The European Environment Agency just released a report on the impact of renewables in the region. It found that European countries had collectively cut fossil fuel consumption by 11 percent since 2005 with the help of renewable energy. Coal and natural gas took the biggest hit.
“This amount is comparable to the fossil fuel consumption of Italy. The largest reductions were realized in the consumption of solid fuels (62 million tonnes of oil equivalent, or roughly 48% of all avoided fossil fuels) and gaseous fuels (36 Mtoe, representing about 28% of all avoided fossil fuels).”
The EEA researchers modeled a scenario without renewables, accounting for the differences in energy mix across individual countries.
“Effectively, this assumes that the growth in renewable energy since 2005 has substituted an equivalent amount of energy that would have been supplied by a country-specific mix of conventional sources. The approach does not take into account life-cycle emissions or carbon accounting.”
The study also found that EU member countries had cut gross carbon dioxide emissions by 10 percent since 2005 — again, the emissions equivalent of Italy.
“Most of these changes took place in energy-intensive industrial sectors under the EU Emissions Trading Scheme (ETS), as the increase in renewable electricity decreased the reliance on fossil fuels and contributed roughly three-quarters of the estimated total reductions attributed to [renewables],” wrote the researchers.
Where does this put Europe in relation to its upcoming goals? The short term looks good. The long term is far less certain.
Researchers estimate that renewable electricity will need to grow at 6 percent a year in order to hit 2020 targets. Growth rates in that sector have averaged 7 percent a year.
Renewable heating and cooling will need to grow 4 percent each year through 2020. It has averaged a 3 percent growth rate.
Biofuels will need to grow 14 percent on average through 2020. From 2005 to 2014, consumption of renewable fuels grew 18 percent each year on average.
EEA’s executive director told the Guardian that 2030 goals will still be tough to meet, given policy uncertainties in member countries. “The EU’s 2020 targets on energy and climate are now well within reach. […] But certain trends are alarming, in particular for transport. In that sector, renewable energy use remains insufficient and greenhouse gas emissions are rising again,” Hans Bruyninckx told the newspaper.
Beyond 2030, the task is even more daunting. Last month, a different group of European researchers published a report on what’s needed to keep the planet from warming more than 2°C. From now until 2050, carbon dioxide emissions will need to fall by half each decade globally. Beyond 2030, countries will need to rely on much more than wind and solar to decarbonize — they’ll need to take cars off the road, capture emissions from most power plants, and deploy “radical new energy generation solutions.” European countries will need to zero out carbon emissions, or go carbon-negative.

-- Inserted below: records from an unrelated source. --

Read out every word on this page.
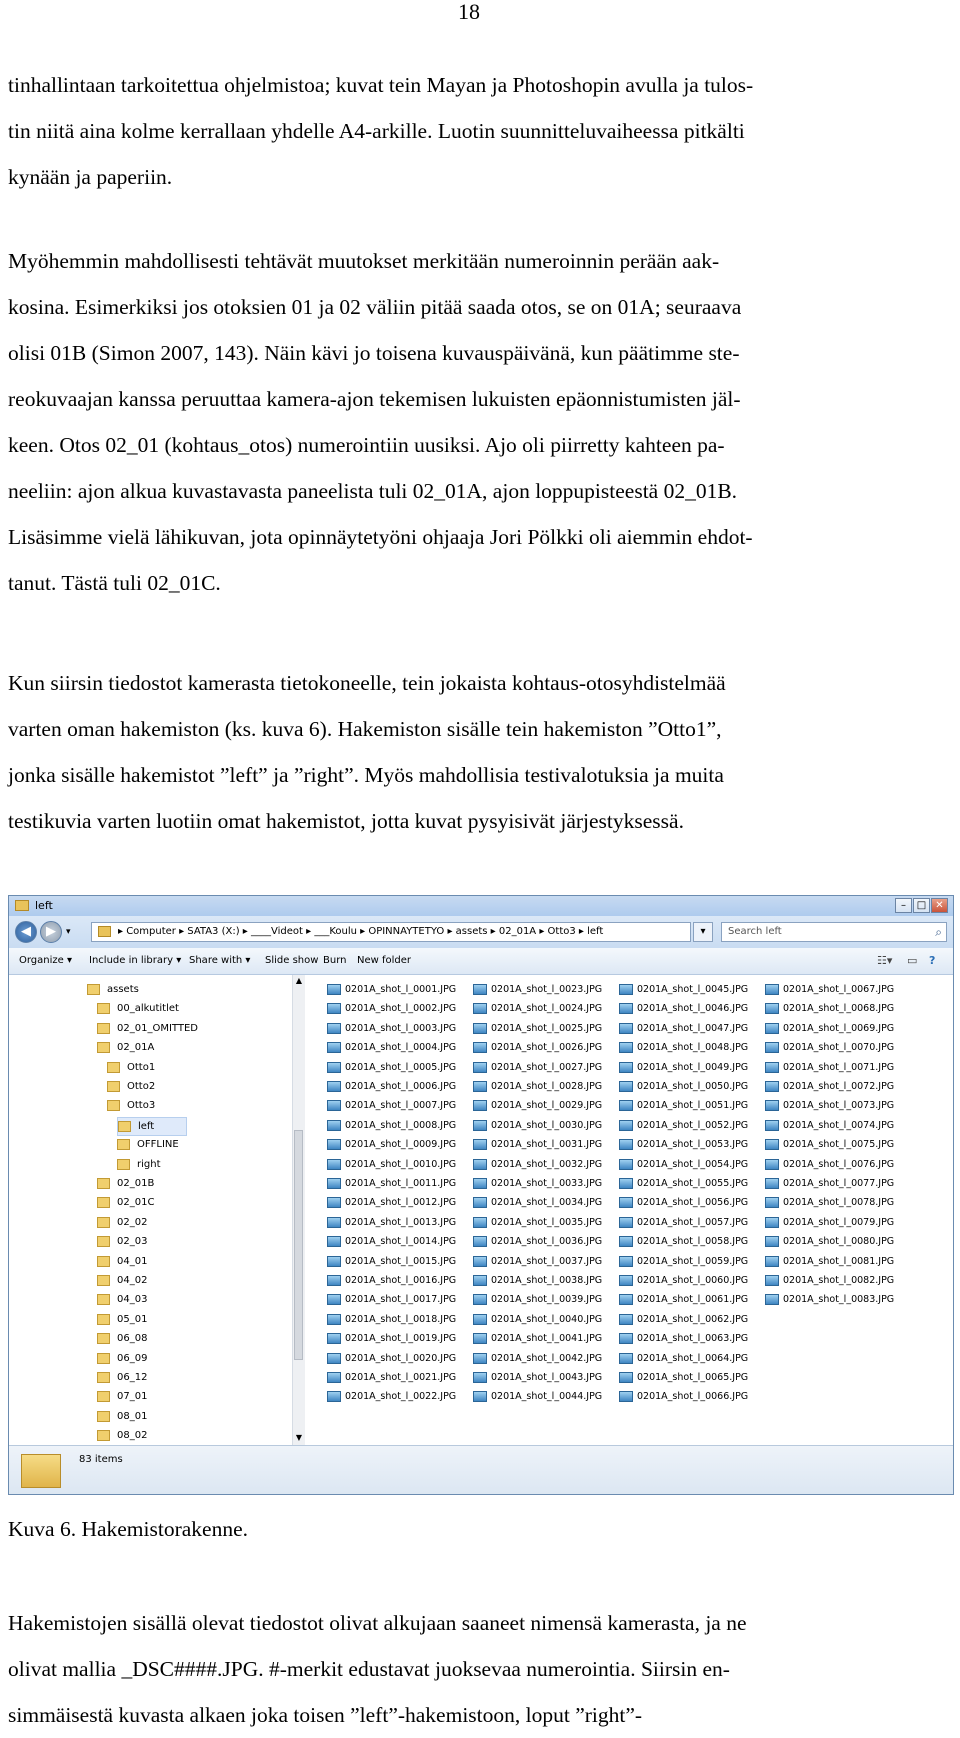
18

tinhallintaan tarkoitettua ohjelmistoa; kuvat tein Mayan ja Photoshopin avulla ja tulos-
tin niitä aina kolme kerrallaan yhdelle A4-arkille. Luotin suunnitteluvaiheessa pitkälti
kynään ja paperiin.

Myöhemmin mahdollisesti tehtävät muutokset merkitään numeroinnin perään aak-
kosina. Esimerkiksi jos otoksien 01 ja 02 väliin pitää saada otos, se on 01A; seuraava
olisi 01B (Simon 2007, 143). Näin kävi jo toisena kuvauspäivänä, kun päätimme ste-
reokuvaajan kanssa peruuttaa kamera-ajon tekemisen lukuisten epäonnistumisten jäl-
keen. Otos 02_01 (kohtaus_otos) numerointiin uusiksi. Ajo oli piirretty kahteen pa-
neeliin: ajon alkua kuvastavasta paneelista tuli 02_01A, ajon loppupisteestä 02_01B.
Lisäsimme vielä lähikuvan, jota opinnäytetyöni ohjaaja Jori Pölkki oli aiemmin ehdot-
tanut. Tästä tuli 02_01C.

Kun siirsin tiedostot kamerasta tietokoneelle, tein jokaista kohtaus-otosyhdistelmää
varten oman hakemiston (ks. kuva 6). Hakemiston sisälle tein hakemiston ”Otto1”,
jonka sisälle hakemistot ”left” ja ”right”. Myös mahdollisia testivalotuksia ja muita
testikuvia varten luotiin omat hakemistot, jotta kuvat pysyisivät järjestyksessä.

left	–	□ ✕
◀	▶	▾	▸ Computer ▸ SATA3 (X:) ▸ ____Videot ▸ ___Koulu ▸ OPINNAYTETYO ▸ assets ▸ 02_01A ▸ Otto3 ▸ left	▾	Search left	⌕
Organize ▾ Include in library ▾ Share with ▾ Slide show Burn New folder	☷▾ ▭ ?
▲
▼
assets
00_alkutitlet
02_01_OMITTED
02_01A
Otto1
Otto2
Otto3
left
OFFLINE
right
02_01B
02_01C
02_02
02_03
04_01
04_02
04_03
05_01
06_08
06_09
06_12
07_01
08_01
08_02
0201A_shot_l_0001.JPG
0201A_shot_l_0002.JPG
0201A_shot_l_0003.JPG
0201A_shot_l_0004.JPG
0201A_shot_l_0005.JPG
0201A_shot_l_0006.JPG
0201A_shot_l_0007.JPG
0201A_shot_l_0008.JPG
0201A_shot_l_0009.JPG
0201A_shot_l_0010.JPG
0201A_shot_l_0011.JPG
0201A_shot_l_0012.JPG
0201A_shot_l_0013.JPG
0201A_shot_l_0014.JPG
0201A_shot_l_0015.JPG
0201A_shot_l_0016.JPG
0201A_shot_l_0017.JPG
0201A_shot_l_0018.JPG
0201A_shot_l_0019.JPG
0201A_shot_l_0020.JPG
0201A_shot_l_0021.JPG
0201A_shot_l_0022.JPG
0201A_shot_l_0023.JPG
0201A_shot_l_0024.JPG
0201A_shot_l_0025.JPG
0201A_shot_l_0026.JPG
0201A_shot_l_0027.JPG
0201A_shot_l_0028.JPG
0201A_shot_l_0029.JPG
0201A_shot_l_0030.JPG
0201A_shot_l_0031.JPG
0201A_shot_l_0032.JPG
0201A_shot_l_0033.JPG
0201A_shot_l_0034.JPG
0201A_shot_l_0035.JPG
0201A_shot_l_0036.JPG
0201A_shot_l_0037.JPG
0201A_shot_l_0038.JPG
0201A_shot_l_0039.JPG
0201A_shot_l_0040.JPG
0201A_shot_l_0041.JPG
0201A_shot_l_0042.JPG
0201A_shot_l_0043.JPG
0201A_shot_l_0044.JPG
0201A_shot_l_0045.JPG
0201A_shot_l_0046.JPG
0201A_shot_l_0047.JPG
0201A_shot_l_0048.JPG
0201A_shot_l_0049.JPG
0201A_shot_l_0050.JPG
0201A_shot_l_0051.JPG
0201A_shot_l_0052.JPG
0201A_shot_l_0053.JPG
0201A_shot_l_0054.JPG
0201A_shot_l_0055.JPG
0201A_shot_l_0056.JPG
0201A_shot_l_0057.JPG
0201A_shot_l_0058.JPG
0201A_shot_l_0059.JPG
0201A_shot_l_0060.JPG
0201A_shot_l_0061.JPG
0201A_shot_l_0062.JPG
0201A_shot_l_0063.JPG
0201A_shot_l_0064.JPG
0201A_shot_l_0065.JPG
0201A_shot_l_0066.JPG
0201A_shot_l_0067.JPG
0201A_shot_l_0068.JPG
0201A_shot_l_0069.JPG
0201A_shot_l_0070.JPG
0201A_shot_l_0071.JPG
0201A_shot_l_0072.JPG
0201A_shot_l_0073.JPG
0201A_shot_l_0074.JPG
0201A_shot_l_0075.JPG
0201A_shot_l_0076.JPG
0201A_shot_l_0077.JPG
0201A_shot_l_0078.JPG
0201A_shot_l_0079.JPG
0201A_shot_l_0080.JPG
0201A_shot_l_0081.JPG
0201A_shot_l_0082.JPG
0201A_shot_l_0083.JPG
83 items

Kuva 6. Hakemistorakenne.

Hakemistojen sisällä olevat tiedostot olivat alkujaan saaneet nimensä kamerasta, ja ne
olivat mallia _DSC####.JPG. #-merkit edustavat juoksevaa numerointia. Siirsin en-
simmäisestä kuvasta alkaen joka toisen ”left”-hakemistoon, loput ”right”-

The EEA researchers echoed those findings: “[W]orldwide renewable energy investments are currently still not on a trajectory that will ensure limiting global warming to 2°C. To meet that target, a 1.2% increase per year of the global RES share in total primary energy supply is needed — a sevenfold acceleration compared to recent years.”
So far, Europe’s emissions reductions have been sufficient. Beyond 2030, they’ll be grossly inadequate.